Transformers have achieved great success in many artificial intelligence fields, such as natural language processing, computer vision, and audio processing. Therefore, it is natural to attract lots of interest from academic and industry researchers. Up to the present, a great variety of Transformer variants (a.k.a. X-formers) have been proposed, however, a systematic and comprehensive literature review on these Transformer variants is still missing. In this survey, we provide a comprehensive review of various X-formers. We first briefly introduce the vanilla Transformer and then propose a new taxonomy of X-formers. Next, we introduce the various X-formers from three perspectives: architectural modification, pre-training, and applications.
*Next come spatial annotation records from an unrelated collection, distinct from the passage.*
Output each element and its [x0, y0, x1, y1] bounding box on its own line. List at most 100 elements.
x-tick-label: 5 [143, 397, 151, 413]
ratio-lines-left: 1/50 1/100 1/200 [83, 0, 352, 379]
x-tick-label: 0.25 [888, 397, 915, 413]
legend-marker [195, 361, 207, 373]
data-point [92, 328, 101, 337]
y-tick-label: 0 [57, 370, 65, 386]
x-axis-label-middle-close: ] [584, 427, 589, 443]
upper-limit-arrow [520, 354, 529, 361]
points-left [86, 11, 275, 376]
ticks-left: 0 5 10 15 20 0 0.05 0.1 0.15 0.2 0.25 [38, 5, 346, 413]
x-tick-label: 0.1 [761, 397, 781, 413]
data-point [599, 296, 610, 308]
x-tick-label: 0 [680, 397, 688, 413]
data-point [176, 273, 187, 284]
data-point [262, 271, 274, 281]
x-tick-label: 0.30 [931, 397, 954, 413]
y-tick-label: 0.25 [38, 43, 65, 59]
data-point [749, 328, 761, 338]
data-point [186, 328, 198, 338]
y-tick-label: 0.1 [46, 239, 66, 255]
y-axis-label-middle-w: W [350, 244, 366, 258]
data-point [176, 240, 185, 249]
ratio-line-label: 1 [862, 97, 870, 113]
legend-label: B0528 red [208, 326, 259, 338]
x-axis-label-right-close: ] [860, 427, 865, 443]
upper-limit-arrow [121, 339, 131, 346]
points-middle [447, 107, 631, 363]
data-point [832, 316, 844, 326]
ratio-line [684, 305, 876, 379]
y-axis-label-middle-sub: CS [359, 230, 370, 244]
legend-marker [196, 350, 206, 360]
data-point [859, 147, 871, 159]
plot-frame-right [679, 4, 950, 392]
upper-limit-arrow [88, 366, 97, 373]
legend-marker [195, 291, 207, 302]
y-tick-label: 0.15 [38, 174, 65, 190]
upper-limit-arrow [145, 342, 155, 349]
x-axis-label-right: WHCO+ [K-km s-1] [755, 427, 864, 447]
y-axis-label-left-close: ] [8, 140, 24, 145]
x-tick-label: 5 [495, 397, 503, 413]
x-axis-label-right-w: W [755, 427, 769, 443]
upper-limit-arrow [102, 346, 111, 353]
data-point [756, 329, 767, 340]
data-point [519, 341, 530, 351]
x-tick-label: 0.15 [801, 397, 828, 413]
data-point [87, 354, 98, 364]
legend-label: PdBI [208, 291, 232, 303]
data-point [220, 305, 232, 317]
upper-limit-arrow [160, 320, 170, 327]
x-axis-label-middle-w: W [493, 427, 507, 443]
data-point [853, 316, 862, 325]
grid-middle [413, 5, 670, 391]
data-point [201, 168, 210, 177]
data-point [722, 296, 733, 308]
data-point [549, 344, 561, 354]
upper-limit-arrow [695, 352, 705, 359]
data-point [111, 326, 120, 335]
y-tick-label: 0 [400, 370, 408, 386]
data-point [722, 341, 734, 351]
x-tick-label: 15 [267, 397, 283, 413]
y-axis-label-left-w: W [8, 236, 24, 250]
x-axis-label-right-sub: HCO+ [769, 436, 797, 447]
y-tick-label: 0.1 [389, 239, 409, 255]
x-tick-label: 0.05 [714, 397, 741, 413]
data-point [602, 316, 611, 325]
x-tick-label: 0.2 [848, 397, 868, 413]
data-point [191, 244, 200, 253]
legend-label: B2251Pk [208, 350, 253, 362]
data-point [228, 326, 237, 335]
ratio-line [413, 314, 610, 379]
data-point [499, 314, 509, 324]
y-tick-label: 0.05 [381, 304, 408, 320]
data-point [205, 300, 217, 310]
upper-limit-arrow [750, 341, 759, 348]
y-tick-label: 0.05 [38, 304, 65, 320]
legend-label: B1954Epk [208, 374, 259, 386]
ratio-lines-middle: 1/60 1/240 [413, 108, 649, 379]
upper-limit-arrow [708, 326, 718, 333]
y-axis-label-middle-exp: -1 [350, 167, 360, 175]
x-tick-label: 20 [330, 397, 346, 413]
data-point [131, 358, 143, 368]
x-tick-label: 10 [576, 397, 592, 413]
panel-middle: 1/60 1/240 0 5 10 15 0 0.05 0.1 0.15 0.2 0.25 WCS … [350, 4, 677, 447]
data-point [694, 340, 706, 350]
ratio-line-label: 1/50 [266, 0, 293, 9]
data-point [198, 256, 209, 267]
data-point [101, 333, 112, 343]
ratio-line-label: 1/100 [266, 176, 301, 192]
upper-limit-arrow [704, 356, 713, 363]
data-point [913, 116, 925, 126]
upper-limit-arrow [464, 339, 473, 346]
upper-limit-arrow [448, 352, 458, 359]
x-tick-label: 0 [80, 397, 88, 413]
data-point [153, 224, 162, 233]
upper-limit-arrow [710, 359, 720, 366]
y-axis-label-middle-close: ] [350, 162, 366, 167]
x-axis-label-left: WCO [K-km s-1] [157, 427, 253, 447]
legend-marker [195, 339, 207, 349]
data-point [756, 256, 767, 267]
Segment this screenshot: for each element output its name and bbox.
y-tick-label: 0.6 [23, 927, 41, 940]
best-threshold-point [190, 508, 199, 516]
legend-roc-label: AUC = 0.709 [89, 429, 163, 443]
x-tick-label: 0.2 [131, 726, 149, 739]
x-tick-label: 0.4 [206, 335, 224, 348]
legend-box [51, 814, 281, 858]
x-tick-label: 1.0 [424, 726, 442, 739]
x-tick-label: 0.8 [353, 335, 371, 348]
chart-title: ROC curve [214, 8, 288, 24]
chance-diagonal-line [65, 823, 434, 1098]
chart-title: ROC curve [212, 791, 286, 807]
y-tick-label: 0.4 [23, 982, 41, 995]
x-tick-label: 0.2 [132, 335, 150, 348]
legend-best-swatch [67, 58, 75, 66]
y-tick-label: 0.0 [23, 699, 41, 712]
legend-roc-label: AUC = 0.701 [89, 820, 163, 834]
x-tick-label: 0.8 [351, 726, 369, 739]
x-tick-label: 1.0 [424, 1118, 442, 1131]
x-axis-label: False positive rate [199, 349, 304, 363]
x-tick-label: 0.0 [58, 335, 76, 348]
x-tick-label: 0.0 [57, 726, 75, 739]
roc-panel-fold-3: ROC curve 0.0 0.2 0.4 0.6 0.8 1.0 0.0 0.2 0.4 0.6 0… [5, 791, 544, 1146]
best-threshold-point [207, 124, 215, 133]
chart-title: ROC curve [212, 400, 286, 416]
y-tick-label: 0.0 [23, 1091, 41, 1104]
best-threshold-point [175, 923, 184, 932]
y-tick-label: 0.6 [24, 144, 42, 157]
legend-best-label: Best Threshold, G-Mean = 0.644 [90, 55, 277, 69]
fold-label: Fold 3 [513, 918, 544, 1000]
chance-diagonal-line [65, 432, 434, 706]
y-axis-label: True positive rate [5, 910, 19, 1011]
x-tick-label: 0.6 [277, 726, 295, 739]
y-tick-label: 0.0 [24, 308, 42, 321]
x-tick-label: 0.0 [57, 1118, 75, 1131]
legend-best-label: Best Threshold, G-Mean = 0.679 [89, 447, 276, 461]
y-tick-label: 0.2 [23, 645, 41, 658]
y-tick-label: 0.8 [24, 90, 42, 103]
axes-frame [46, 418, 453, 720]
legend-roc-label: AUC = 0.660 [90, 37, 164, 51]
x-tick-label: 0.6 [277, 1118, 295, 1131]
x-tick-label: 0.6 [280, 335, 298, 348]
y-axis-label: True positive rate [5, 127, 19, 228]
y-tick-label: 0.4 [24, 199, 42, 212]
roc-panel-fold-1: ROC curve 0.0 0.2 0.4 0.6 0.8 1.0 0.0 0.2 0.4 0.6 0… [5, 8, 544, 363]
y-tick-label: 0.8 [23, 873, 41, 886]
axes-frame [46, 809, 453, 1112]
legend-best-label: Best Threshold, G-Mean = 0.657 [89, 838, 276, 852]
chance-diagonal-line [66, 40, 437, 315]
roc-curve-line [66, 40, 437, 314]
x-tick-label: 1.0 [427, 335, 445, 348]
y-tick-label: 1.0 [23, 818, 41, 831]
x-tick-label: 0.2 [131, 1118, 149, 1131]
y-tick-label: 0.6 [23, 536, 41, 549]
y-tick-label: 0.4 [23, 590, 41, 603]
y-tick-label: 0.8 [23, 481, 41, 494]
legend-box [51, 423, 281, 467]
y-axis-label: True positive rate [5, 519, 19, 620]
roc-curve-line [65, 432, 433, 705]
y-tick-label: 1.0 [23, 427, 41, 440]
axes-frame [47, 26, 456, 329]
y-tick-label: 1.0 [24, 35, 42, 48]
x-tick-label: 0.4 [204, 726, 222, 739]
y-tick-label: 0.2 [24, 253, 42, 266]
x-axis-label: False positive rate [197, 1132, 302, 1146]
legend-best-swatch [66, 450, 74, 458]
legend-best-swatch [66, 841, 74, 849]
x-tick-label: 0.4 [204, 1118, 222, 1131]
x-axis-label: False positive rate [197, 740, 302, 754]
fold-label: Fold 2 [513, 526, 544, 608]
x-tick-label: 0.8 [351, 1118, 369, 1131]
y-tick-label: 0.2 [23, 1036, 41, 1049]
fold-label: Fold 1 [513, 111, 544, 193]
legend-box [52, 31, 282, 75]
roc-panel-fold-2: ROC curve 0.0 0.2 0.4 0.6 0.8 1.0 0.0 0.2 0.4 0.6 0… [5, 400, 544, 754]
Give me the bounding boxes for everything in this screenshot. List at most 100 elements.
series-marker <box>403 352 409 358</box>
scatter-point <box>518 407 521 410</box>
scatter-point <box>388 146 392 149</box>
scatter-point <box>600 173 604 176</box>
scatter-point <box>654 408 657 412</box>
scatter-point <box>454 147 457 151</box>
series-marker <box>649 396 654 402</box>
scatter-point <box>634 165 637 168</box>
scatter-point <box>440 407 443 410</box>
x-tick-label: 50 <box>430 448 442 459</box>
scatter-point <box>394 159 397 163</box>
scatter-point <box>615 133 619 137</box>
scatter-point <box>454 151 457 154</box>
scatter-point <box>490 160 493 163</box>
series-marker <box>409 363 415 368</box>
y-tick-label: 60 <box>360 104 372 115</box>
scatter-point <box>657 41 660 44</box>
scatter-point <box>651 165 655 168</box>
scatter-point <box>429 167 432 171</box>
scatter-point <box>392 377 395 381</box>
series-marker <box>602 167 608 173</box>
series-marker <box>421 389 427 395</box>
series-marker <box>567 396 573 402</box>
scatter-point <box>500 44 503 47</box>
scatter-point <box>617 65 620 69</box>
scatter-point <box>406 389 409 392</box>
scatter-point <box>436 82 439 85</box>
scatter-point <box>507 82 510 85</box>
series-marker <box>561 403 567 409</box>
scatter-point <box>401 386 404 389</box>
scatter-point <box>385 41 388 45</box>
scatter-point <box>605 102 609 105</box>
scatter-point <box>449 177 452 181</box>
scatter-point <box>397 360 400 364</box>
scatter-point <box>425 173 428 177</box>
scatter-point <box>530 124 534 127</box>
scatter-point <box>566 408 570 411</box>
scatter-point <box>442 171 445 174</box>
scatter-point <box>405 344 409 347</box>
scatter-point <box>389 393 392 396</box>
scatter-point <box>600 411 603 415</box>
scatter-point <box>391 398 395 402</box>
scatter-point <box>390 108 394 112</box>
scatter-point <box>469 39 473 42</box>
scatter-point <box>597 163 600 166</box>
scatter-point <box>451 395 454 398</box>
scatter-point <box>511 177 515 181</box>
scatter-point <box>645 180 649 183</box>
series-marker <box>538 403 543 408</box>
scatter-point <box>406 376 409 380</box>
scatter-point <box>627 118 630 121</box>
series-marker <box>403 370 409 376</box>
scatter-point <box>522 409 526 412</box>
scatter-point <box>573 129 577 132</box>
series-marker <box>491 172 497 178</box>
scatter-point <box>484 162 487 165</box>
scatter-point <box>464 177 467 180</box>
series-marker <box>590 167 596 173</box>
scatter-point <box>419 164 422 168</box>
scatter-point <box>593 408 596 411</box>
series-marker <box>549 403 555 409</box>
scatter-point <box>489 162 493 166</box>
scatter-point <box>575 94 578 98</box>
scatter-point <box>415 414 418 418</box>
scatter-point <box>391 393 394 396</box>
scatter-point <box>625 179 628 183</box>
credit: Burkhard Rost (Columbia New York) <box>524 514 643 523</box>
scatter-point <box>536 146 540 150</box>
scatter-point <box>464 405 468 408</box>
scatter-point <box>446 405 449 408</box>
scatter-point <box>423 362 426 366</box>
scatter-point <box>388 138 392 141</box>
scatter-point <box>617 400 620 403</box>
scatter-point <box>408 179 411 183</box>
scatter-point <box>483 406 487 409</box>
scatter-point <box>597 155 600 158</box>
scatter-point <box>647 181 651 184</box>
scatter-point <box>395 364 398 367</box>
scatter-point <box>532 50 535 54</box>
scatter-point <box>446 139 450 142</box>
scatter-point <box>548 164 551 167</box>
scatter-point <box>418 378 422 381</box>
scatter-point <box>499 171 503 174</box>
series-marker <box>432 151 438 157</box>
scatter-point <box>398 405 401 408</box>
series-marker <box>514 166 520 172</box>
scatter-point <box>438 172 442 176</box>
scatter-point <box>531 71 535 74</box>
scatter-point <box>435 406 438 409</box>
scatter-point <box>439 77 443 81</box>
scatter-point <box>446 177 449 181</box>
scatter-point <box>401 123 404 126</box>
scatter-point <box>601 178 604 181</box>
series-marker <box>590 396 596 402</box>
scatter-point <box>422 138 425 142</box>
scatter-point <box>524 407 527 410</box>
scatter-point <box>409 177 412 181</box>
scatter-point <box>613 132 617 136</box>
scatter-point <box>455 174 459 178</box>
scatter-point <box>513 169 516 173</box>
Finally, we outline some potential directions for future research.

Transformer 模型在自然语言处理、计算机视觉和音频处理等众多人工智能领域取得了巨大成功,因此自然而然地引起了学术界和工业界研究人员的广泛关注。迄今为止,人们已提出了多种多样的 Transformer 变体(亦称 X-former),然而,针对这些 Transformer 变体的系统性、综合性文献综述尚属空白。在本综述中,我们对各类 X-former 进行了全面梳理。我们首先简要介绍基础版 Transformer,随后提出一种全新的 X-former 分类体系。接着,我们从架构改进、预训练策略以及应用场景三个维度,系统阐述各类 X-former。最后,我们展望了未来研究的若干潜在方向。